Stebbins is optimistic, however, that “things are going to improve now that the Democrats have won control of the Congress.”

He predicted that legislation requiring science-based policy that was introduced into the current Congress and blocked by Republicans along straight party lines will be re-introduced when the new Congress re-convenes in January.

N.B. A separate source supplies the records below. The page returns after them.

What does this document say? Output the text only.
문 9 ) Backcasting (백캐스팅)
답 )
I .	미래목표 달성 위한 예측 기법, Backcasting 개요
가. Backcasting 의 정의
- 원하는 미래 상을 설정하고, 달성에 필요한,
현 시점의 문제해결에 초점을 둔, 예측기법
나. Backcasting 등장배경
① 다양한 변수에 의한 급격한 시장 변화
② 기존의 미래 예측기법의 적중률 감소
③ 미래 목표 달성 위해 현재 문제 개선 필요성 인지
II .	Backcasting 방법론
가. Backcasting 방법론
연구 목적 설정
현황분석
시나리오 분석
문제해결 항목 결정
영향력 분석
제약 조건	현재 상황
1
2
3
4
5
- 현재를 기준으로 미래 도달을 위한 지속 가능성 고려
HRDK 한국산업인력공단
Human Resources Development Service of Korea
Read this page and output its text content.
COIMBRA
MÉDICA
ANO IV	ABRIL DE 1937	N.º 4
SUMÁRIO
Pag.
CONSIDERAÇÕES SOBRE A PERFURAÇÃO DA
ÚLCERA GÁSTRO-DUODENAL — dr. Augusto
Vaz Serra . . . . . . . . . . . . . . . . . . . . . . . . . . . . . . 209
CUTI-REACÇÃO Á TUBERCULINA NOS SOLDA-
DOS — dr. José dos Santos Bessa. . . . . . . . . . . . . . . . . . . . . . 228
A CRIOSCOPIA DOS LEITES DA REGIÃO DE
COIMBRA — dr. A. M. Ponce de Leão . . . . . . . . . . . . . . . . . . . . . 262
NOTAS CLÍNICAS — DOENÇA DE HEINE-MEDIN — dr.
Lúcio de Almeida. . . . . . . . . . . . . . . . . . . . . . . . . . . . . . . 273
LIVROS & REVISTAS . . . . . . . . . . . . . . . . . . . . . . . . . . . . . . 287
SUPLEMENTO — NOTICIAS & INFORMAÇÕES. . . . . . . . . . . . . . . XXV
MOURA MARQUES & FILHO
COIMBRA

He told IPS that he expects that “key science committees will hold extensive hearings on Bush science policy, that these will attract a good deal of press attention, and that the administration, looking toward the presidential election in 2008, may be forced to listen and change course.”

2 Responses »

  1. oldgringo November 27, 2006 @ 3:59 pm

    The first order of the “NEW CONGRESS” after all the oaths and formalities are taken care of and everyone is again in their seats and paying STRICT ATTENTION TO BUSINESS, is to remove George W. Bush, Dick Cheney and ALL THEIR FELLOW TRAVELERS from and and all offices of the Government Of the USA!
    Only when these people are gone will there be even a ghoast of a chance that we might be able to salvage SOMETHING from the wreckage they have caused.
    They say DUBYA wants $500,000,000.00 to build a shrine to his legacy….
    I submit that liars, thieves, war criminals,cheats and sodomists DESERVE ANYTHING BUT MEMORIALS TO THEIR EVIL DOINGS!Let history show the truth: that these men and their followers are and have been the worst gang of EVIL DOERS THAT THE UNITED STATES HAS EVER SEEN!

  2. Cranky Daze November 27, 2006 @ 4:19 pm

    “President Bush has consistently supported the view that sex education should teach “abstinence only” and not include information on other ways to avoid sexually transmitted diseases and pregnancy.”

    Heaven help us. How soon are the Republicans going to try to pass a law making sex a criminal act if used for any other reason than procreation?

    Queen Victoria has been resurrected in the form of Junior. Cover your piano legs, folks. Dubya and the sex police are on the way to YOUR house.